I don't know if I'm misunderstanding you, but tons of actual things don't belong to the person "holding" or using it. Leased cars, rented houses, work equipment, stolen items. It is a huge simplification saying that "anything belongs to the person holding it, except for borrowed items", which ignores a bunch of history and legal precedent establishing exactly what it is people mean when they say somebody owns something.

Your definition of data ownership certainly is a definition, but it's far from obvious or mainstream. If you texted an intimate photo to an ex, do you consider them as the owner of the photo, meaning that they're allowed to do whatever they want with that photo (as ownership typically implies)?

> Leased cars, rented houses, work equipment, stolen items.

Basically only borrowed and stolen. Stealing (actual stealing) is a crime by itself. And it doesn't make sense to borrow data. If somebody borrows you a song, you can just make copy yourself and the copy is yours. Which is how reality always worked. Didn't you have a casette player with two slots? Those weren't for playing two tapes simultaneously. Is the new generation so brainwashed by virtual world of fictional intelectual property, terms and conditions nobody reads and licenses which claim to be source of your rights and don't give you any, that they have forgotten how information exchange actually works in the real world?

> which ignores a bunch of history and legal precedent establishing exactly what it is people mean when they say somebody owns something.

I think copyright ignored more. And doesn't reflect reality on top of that.

> but it's far from obvious or mainstream

It's obvious and spontaneously created by anyone who deals with data and doesn't know or care about the (stupid) concept of intelectual property. "Do you have the file?" What does it mean intuitively? Yes, I have it. I can make you a copy.

> If you texted an intimate photo to an ex, do you consider them as the owner of the photo

Yes. Obviously. Just as much as I am. Thinking otherwise would be believing falsehoods about reality.
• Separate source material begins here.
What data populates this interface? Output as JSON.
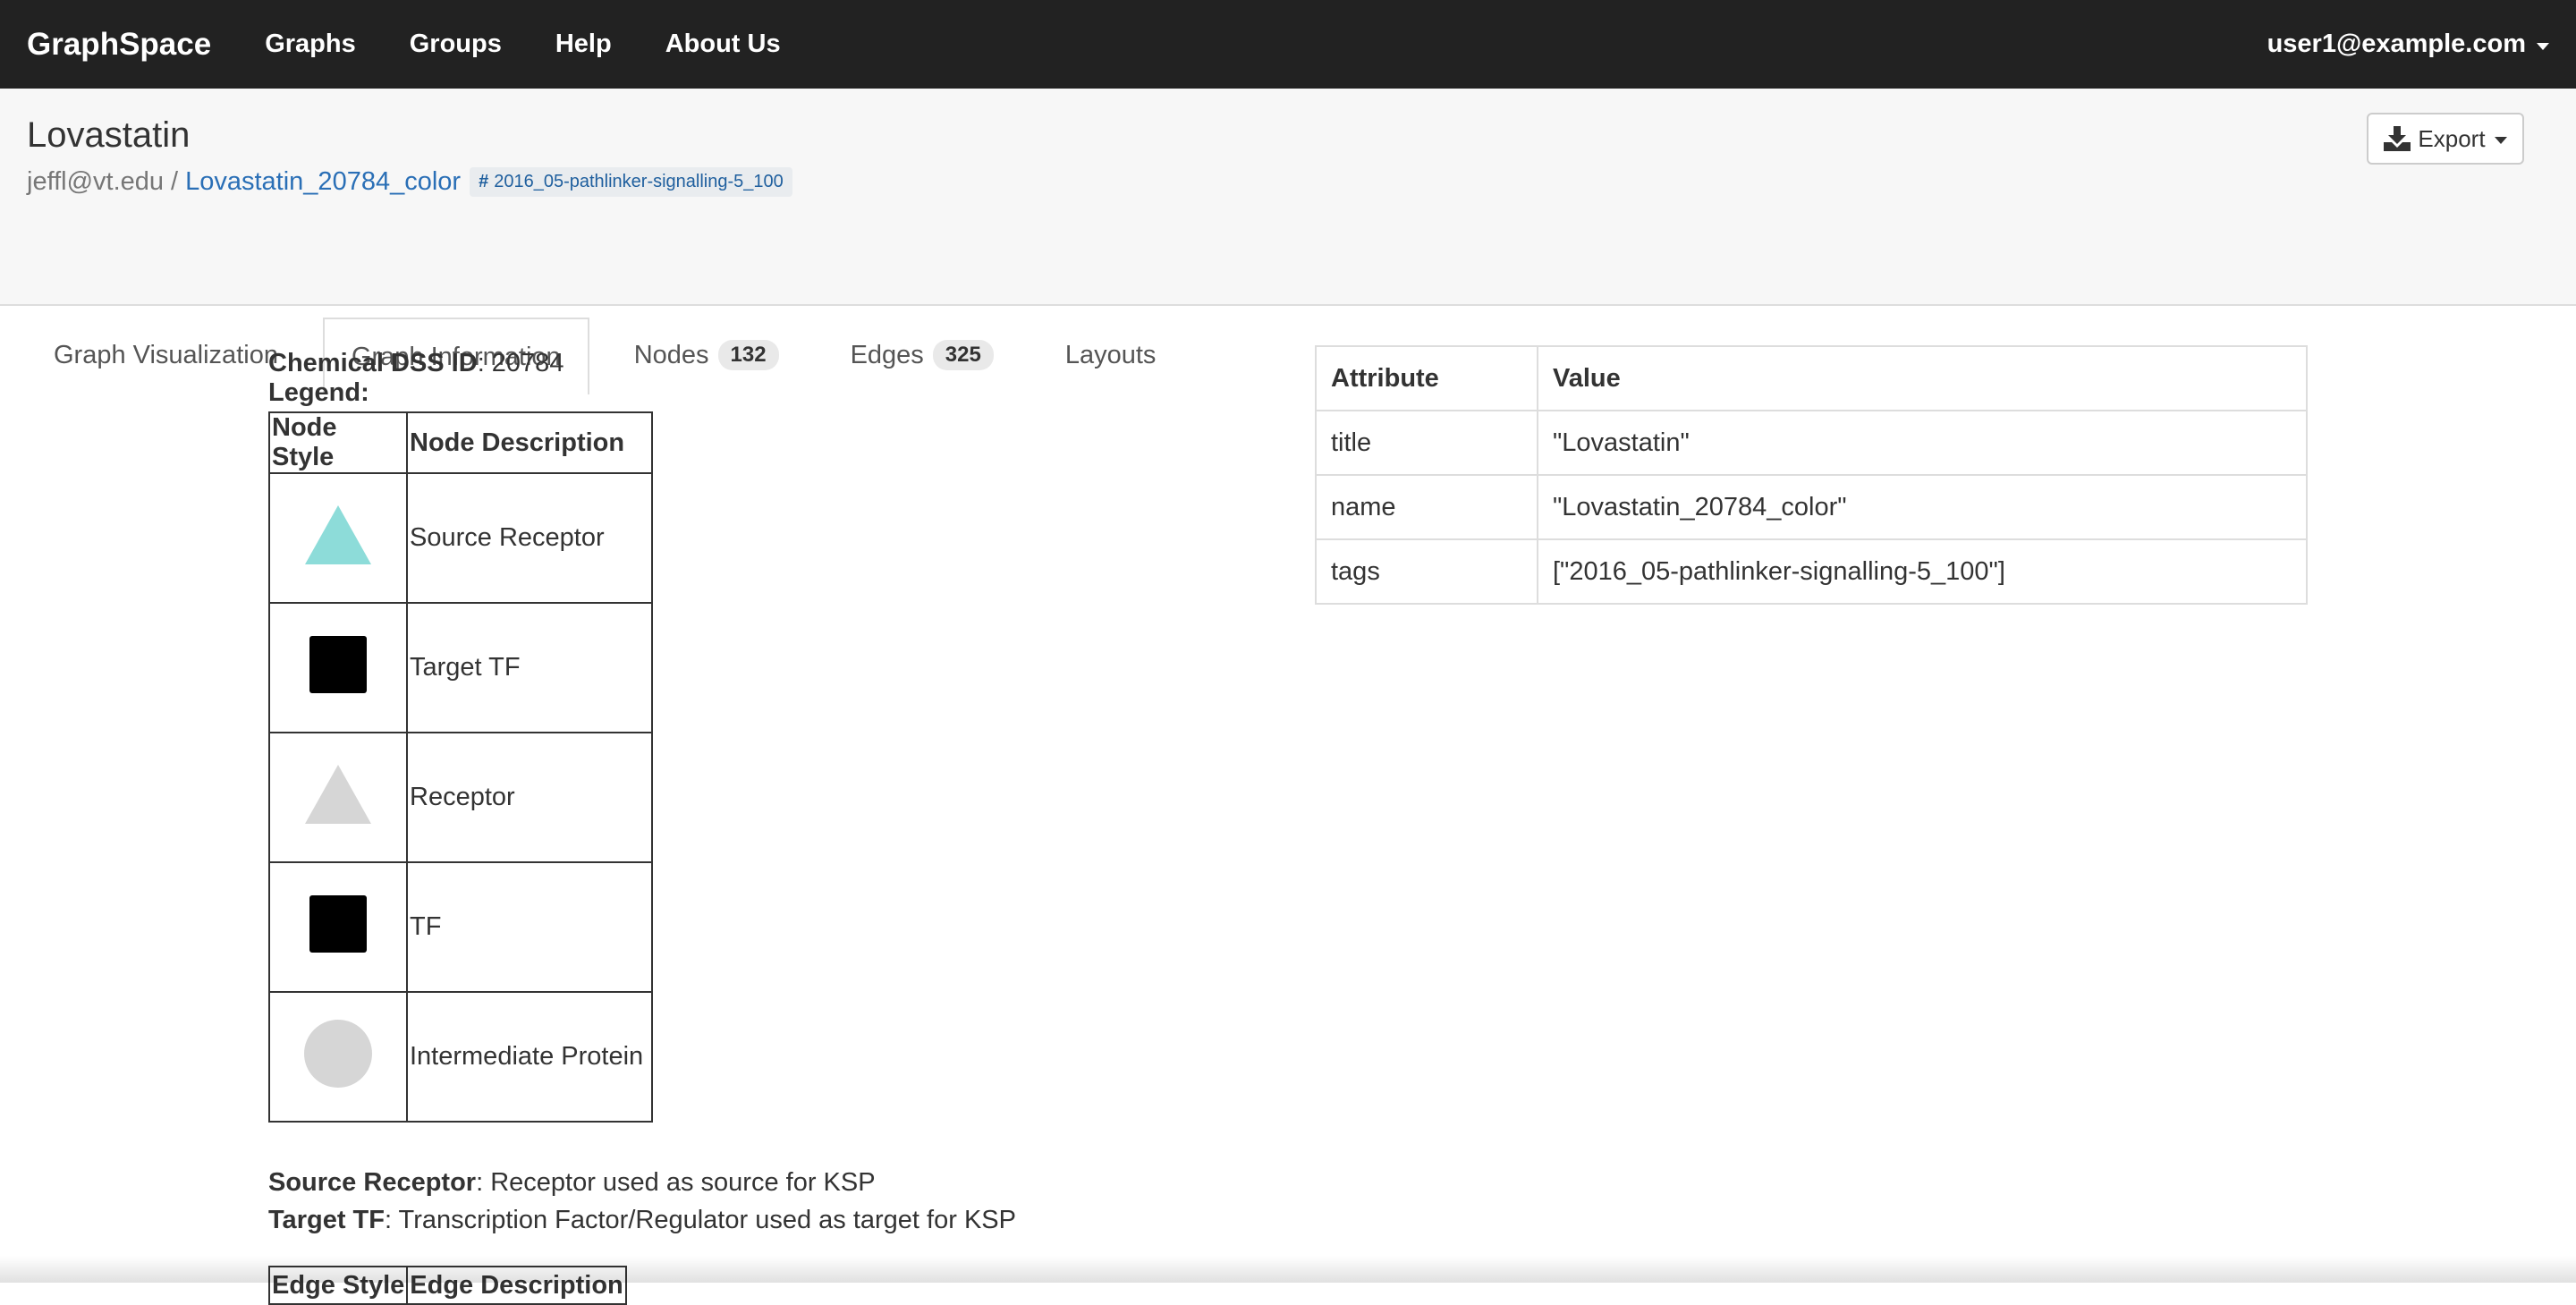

> meaning that they're allowed to do whatever they want with that photo (as ownership typically implies)?

They obviously can do with it whatever they want to. Are they allowed? Is the sun allowed to rise up in the morning? What's use there is to forbidding it?
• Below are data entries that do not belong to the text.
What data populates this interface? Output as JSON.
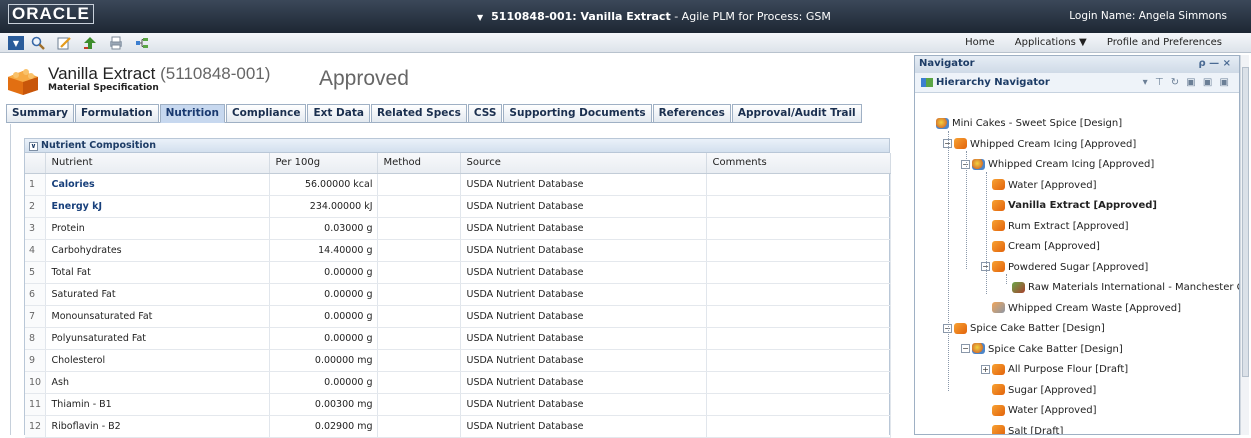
{
  "app": {
    "logo": "ORACLE",
    "title": "5110848-001: Vanilla Extract",
    "title_suffix": " - Agile PLM for Process: GSM",
    "login": "Login Name: Angela Simmons"
  },
  "topnav": {
    "home": "Home",
    "applications": "Applications ▼",
    "profile": "Profile and Preferences"
  },
  "toolbar": {
    "icons": [
      "menu-icon",
      "search-icon",
      "edit-icon",
      "upload-icon",
      "print-icon",
      "hierarchy-icon"
    ]
  },
  "header": {
    "name": "Vanilla Extract",
    "number": "(5110848-001)",
    "type": "Material Specification",
    "status": "Approved"
  },
  "tabs": [
    "Summary",
    "Formulation",
    "Nutrition",
    "Compliance",
    "Ext Data",
    "Related Specs",
    "CSS",
    "Supporting Documents",
    "References",
    "Approval/Audit Trail"
  ],
  "active_tab": "Nutrition",
  "section": {
    "title": "Nutrient Composition",
    "columns": [
      "Nutrient",
      "Per 100g",
      "Method",
      "Source",
      "Comments"
    ],
    "rows": [
      {
        "n": "1",
        "nutrient": "Calories",
        "per100": "56.00000 kcal",
        "method": "",
        "source": "USDA Nutrient Database",
        "comments": ""
      },
      {
        "n": "2",
        "nutrient": "Energy kJ",
        "per100": "234.00000 kJ",
        "method": "",
        "source": "USDA Nutrient Database",
        "comments": ""
      },
      {
        "n": "3",
        "nutrient": "Protein",
        "per100": "0.03000 g",
        "method": "",
        "source": "USDA Nutrient Database",
        "comments": ""
      },
      {
        "n": "4",
        "nutrient": "Carbohydrates",
        "per100": "14.40000 g",
        "method": "",
        "source": "USDA Nutrient Database",
        "comments": ""
      },
      {
        "n": "5",
        "nutrient": "Total Fat",
        "per100": "0.00000 g",
        "method": "",
        "source": "USDA Nutrient Database",
        "comments": ""
      },
      {
        "n": "6",
        "nutrient": "Saturated Fat",
        "per100": "0.00000 g",
        "method": "",
        "source": "USDA Nutrient Database",
        "comments": ""
      },
      {
        "n": "7",
        "nutrient": "Monounsaturated Fat",
        "per100": "0.00000 g",
        "method": "",
        "source": "USDA Nutrient Database",
        "comments": ""
      },
      {
        "n": "8",
        "nutrient": "Polyunsaturated Fat",
        "per100": "0.00000 g",
        "method": "",
        "source": "USDA Nutrient Database",
        "comments": ""
      },
      {
        "n": "9",
        "nutrient": "Cholesterol",
        "per100": "0.00000 mg",
        "method": "",
        "source": "USDA Nutrient Database",
        "comments": ""
      },
      {
        "n": "10",
        "nutrient": "Ash",
        "per100": "0.00000 g",
        "method": "",
        "source": "USDA Nutrient Database",
        "comments": ""
      },
      {
        "n": "11",
        "nutrient": "Thiamin - B1",
        "per100": "0.00300 mg",
        "method": "",
        "source": "USDA Nutrient Database",
        "comments": ""
      },
      {
        "n": "12",
        "nutrient": "Riboflavin - B2",
        "per100": "0.02900 mg",
        "method": "",
        "source": "USDA Nutrient Database",
        "comments": ""
      }
    ]
  },
  "navigator": {
    "title": "Navigator",
    "controls": "ρ — ×",
    "hierarchy_title": "Hierarchy Navigator",
    "tree": [
      {
        "label": "Mini Cakes - Sweet Spice [Design]",
        "icon": "formulation-icon"
      },
      {
        "label": "Whipped Cream Icing [Approved]",
        "icon": "material-icon"
      },
      {
        "label": "Whipped Cream Icing [Approved]",
        "icon": "formulation-icon"
      },
      {
        "label": "Water [Approved]",
        "icon": "material-icon"
      },
      {
        "label": "Vanilla Extract [Approved]",
        "icon": "material-icon"
      },
      {
        "label": "Rum Extract [Approved]",
        "icon": "material-icon"
      },
      {
        "label": "Cream [Approved]",
        "icon": "material-icon"
      },
      {
        "label": "Powdered Sugar [Approved]",
        "icon": "material-icon"
      },
      {
        "label": "Raw Materials International - Manchester Cente",
        "icon": "supplier-icon"
      },
      {
        "label": "Whipped Cream Waste [Approved]",
        "icon": "waste-icon"
      },
      {
        "label": "Spice Cake Batter [Design]",
        "icon": "material-icon"
      },
      {
        "label": "Spice Cake Batter [Design]",
        "icon": "formulation-icon"
      },
      {
        "label": "All Purpose Flour [Draft]",
        "icon": "material-icon"
      },
      {
        "label": "Sugar [Approved]",
        "icon": "material-icon"
      },
      {
        "label": "Water [Approved]",
        "icon": "material-icon"
      },
      {
        "label": "Salt [Draft]",
        "icon": "material-icon"
      }
    ]
  }
}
They can do thousand copies or delete it from existence. They can modify it. Print it. Whatever.

When they publish it. Well, what happens next depends entirely about whether I'm entitled to protection of things I consider private from being publicized. Or if I'm protected from harassment. I might be or I might not be. However whatever protections I am awarded in that regard have nothing to do with general rules about the data. If I harass a person with a megaphone that I own it still could be illegal.

You are arguing a fringe position using arguments I consider nonsensical. For example:

> They obviously can do with it whatever they want to. Are they allowed? Is the sun allowed to rise up in the morning? What's use there is to forbidding it?
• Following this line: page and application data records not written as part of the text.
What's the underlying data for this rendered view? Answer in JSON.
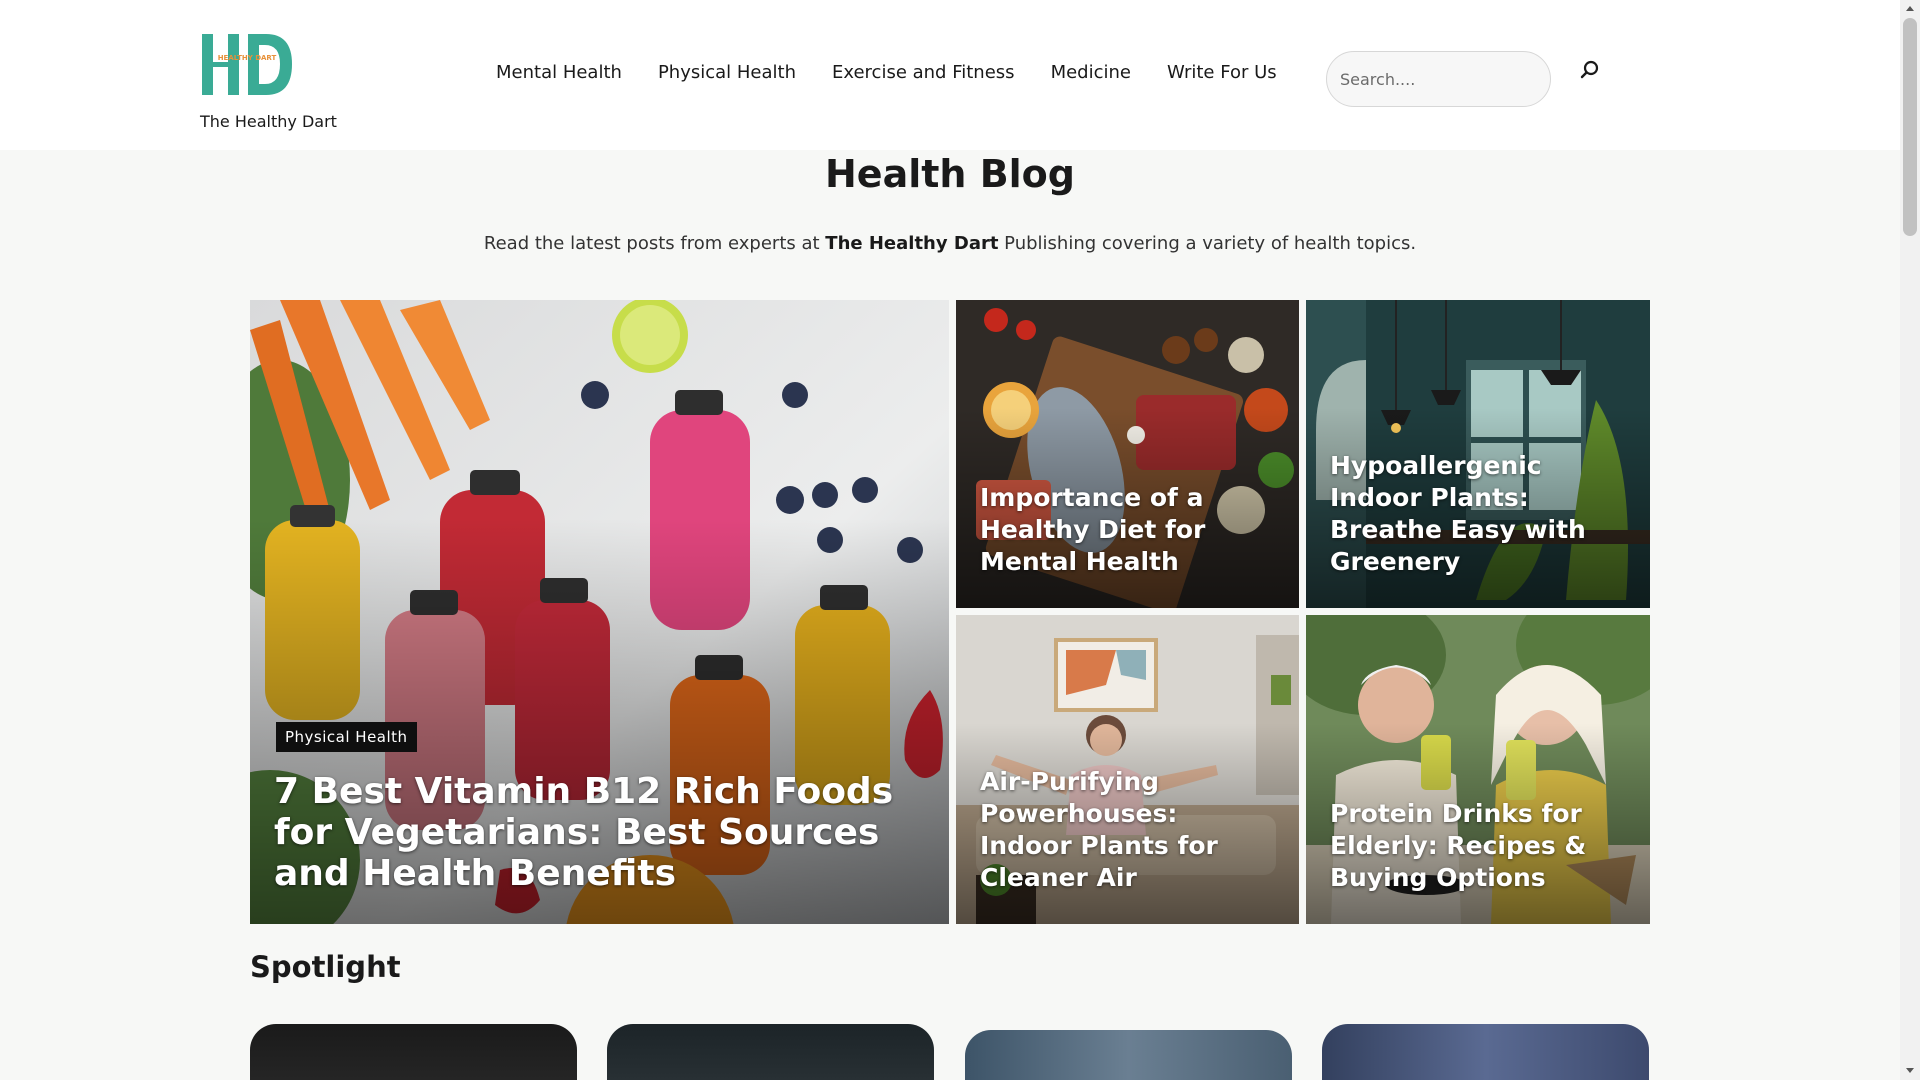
{
  "brand": {
    "name": "The Healthy Dart",
    "logo_letters": "HD",
    "logo_subtext": "HEALTHY DART",
    "primary_color": "#3aab95",
    "accent_color": "#e8913a"
  },
  "nav": {
    "items": [
      {
        "label": "Mental Health"
      },
      {
        "label": "Physical Health"
      },
      {
        "label": "Exercise and Fitness"
      },
      {
        "label": "Medicine"
      },
      {
        "label": "Write For Us"
      }
    ]
  },
  "search": {
    "placeholder": "Search....",
    "icon": "search-icon"
  },
  "hero": {
    "title": "Health Blog",
    "subtitle_before": "Read the latest posts from experts at ",
    "subtitle_brand": "The Healthy Dart",
    "subtitle_after": " Publishing covering a variety of health topics."
  },
  "featured": {
    "main": {
      "category": "Physical Health",
      "title": "7 Best Vitamin B12 Rich Foods for Vegetarians: Best Sources and Health Benefits"
    },
    "side": [
      {
        "title": "Importance of a Healthy Diet for Mental Health"
      },
      {
        "title": "Hypoallergenic Indoor Plants: Breathe Easy with Greenery"
      },
      {
        "title": "Air-Purifying Powerhouses: Indoor Plants for Cleaner Air"
      },
      {
        "title": "Protein Drinks for Elderly: Recipes & Buying Options"
      }
    ]
  },
  "spotlight": {
    "heading": "Spotlight"
  }
}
I obviously can go around punching people in the face on the street. What use is there to forbidding that? Perhaps that it's beneficial for society to discourage people from doing certain things?

As for ignoring history, are you aware that patents (N.b. copyright is far from the only law that applies to intellectual property) were created in order to encourage people to share their ideas, with the incentive of an exclusive right to them for a number of years? Because exactly the sort of "free for all" rights you are arguing for meant a huge incentive to keeping everything as secret as possible.

> Thinking otherwise would be believing falsehoods about reality.

There is no "ground truth" to ownership (neither for data nor physical property), only what people as a collective consider it to be. I'd say you're the one believing a falsehood about ownership, given that your position is in the definite minority.

Finally, can you explain what you think stealing is? Why is it a crime for me to take one bike to work but not the other, if they both stand unlocked outside the building?

Data doesn't belong to anyone, data is free :) zero-copy cost, delivery at speed of light.